Es finge schon viel früher an: Deutsche Schriftsteller beschäftigen sich zwar viel mit den emotionalen Befindlichkeiten der alten und neuen Mittelschichten, die Arbeiterklasse kommt aber gar nicht vor, und schon gar nicht die Frage, ob der Kapitalismus als System fragwürdig sei und ob es eine Alternative gebe. Das zu thematisieren ist nicht erlaubt.

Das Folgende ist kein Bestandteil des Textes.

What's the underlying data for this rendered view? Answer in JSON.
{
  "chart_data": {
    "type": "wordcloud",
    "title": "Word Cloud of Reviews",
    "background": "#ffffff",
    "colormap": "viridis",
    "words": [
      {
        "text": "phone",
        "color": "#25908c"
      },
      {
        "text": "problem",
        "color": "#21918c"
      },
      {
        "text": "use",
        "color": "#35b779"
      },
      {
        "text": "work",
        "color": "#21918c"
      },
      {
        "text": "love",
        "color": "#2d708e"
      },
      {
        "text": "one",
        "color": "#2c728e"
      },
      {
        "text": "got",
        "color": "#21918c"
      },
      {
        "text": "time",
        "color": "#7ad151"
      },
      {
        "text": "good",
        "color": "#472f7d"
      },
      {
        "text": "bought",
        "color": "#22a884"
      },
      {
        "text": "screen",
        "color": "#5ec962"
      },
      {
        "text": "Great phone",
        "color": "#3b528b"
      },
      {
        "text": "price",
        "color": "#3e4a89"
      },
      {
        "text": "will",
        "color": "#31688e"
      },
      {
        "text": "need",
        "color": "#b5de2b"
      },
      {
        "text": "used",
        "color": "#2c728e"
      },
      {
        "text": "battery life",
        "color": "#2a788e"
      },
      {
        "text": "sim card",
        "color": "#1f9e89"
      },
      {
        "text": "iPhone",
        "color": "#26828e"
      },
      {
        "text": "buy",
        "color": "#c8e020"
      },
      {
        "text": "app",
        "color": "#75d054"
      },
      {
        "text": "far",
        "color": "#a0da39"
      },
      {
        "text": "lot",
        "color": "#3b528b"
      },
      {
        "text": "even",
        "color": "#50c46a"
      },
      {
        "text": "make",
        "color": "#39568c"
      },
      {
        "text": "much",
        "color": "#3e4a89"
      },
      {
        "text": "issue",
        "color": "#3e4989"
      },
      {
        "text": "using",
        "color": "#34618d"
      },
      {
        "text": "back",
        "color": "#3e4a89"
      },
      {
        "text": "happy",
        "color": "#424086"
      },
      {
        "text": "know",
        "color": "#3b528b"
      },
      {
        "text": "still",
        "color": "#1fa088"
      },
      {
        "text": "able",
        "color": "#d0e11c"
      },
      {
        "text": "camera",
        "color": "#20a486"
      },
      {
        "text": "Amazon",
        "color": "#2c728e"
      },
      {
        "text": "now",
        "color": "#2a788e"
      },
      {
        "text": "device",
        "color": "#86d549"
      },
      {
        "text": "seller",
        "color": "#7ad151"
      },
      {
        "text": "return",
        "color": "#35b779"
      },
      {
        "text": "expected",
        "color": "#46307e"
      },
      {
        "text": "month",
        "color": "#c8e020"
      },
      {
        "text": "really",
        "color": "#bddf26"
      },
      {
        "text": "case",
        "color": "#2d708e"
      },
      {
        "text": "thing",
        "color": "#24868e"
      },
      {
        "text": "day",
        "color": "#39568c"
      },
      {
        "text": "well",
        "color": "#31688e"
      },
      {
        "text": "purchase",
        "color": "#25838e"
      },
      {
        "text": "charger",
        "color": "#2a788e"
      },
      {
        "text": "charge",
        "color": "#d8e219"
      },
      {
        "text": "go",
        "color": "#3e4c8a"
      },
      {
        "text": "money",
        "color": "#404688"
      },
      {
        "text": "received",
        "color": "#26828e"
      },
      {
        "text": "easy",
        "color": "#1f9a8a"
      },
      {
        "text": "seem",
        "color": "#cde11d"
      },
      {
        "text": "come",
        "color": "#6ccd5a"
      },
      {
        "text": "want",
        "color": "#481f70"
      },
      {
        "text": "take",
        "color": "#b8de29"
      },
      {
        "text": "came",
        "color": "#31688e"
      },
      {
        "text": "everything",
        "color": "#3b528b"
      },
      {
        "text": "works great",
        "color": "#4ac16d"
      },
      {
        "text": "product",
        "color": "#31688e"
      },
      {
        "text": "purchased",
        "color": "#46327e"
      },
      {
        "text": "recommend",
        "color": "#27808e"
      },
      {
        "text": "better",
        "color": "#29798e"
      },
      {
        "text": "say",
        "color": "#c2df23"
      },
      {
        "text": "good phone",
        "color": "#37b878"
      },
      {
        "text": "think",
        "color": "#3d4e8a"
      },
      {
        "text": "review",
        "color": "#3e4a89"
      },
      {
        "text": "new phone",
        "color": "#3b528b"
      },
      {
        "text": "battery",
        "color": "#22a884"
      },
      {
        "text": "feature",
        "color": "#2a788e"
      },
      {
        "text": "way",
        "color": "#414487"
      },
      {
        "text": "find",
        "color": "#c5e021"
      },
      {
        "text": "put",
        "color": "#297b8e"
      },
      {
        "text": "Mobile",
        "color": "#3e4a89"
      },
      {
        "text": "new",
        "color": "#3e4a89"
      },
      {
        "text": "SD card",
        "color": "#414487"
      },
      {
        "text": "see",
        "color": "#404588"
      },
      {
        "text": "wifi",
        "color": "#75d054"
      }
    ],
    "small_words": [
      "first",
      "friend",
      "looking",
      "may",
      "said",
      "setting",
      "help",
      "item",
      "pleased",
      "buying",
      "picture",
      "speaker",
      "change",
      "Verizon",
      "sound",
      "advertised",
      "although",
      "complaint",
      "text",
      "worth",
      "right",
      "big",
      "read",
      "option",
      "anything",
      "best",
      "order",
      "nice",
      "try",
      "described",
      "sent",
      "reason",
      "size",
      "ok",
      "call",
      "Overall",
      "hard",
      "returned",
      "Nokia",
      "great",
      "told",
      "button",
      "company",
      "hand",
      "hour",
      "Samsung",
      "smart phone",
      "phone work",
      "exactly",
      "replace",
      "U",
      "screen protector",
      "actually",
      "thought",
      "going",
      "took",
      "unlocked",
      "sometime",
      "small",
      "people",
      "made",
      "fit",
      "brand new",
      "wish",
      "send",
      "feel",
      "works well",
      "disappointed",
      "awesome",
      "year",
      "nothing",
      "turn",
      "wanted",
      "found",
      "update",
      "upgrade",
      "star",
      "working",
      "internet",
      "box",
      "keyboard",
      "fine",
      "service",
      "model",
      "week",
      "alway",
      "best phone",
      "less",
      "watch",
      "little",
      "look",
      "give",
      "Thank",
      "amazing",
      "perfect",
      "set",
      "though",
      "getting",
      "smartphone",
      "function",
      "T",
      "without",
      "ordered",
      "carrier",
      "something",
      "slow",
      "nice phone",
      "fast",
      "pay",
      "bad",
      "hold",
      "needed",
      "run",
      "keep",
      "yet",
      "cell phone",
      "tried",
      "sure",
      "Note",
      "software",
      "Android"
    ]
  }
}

Ich empfehle heute also einen ausländischen (!) Schriftseller und Nobelpreisträger und eines der besten Bücher, das jemals geschrieben wurde und das ein mehrsemestriges Studium der Geschichte der USA ersetzt: John Steinbecks Grapes of Wrath (deutsch: „Früchte des Zorns„, erschienen 1939).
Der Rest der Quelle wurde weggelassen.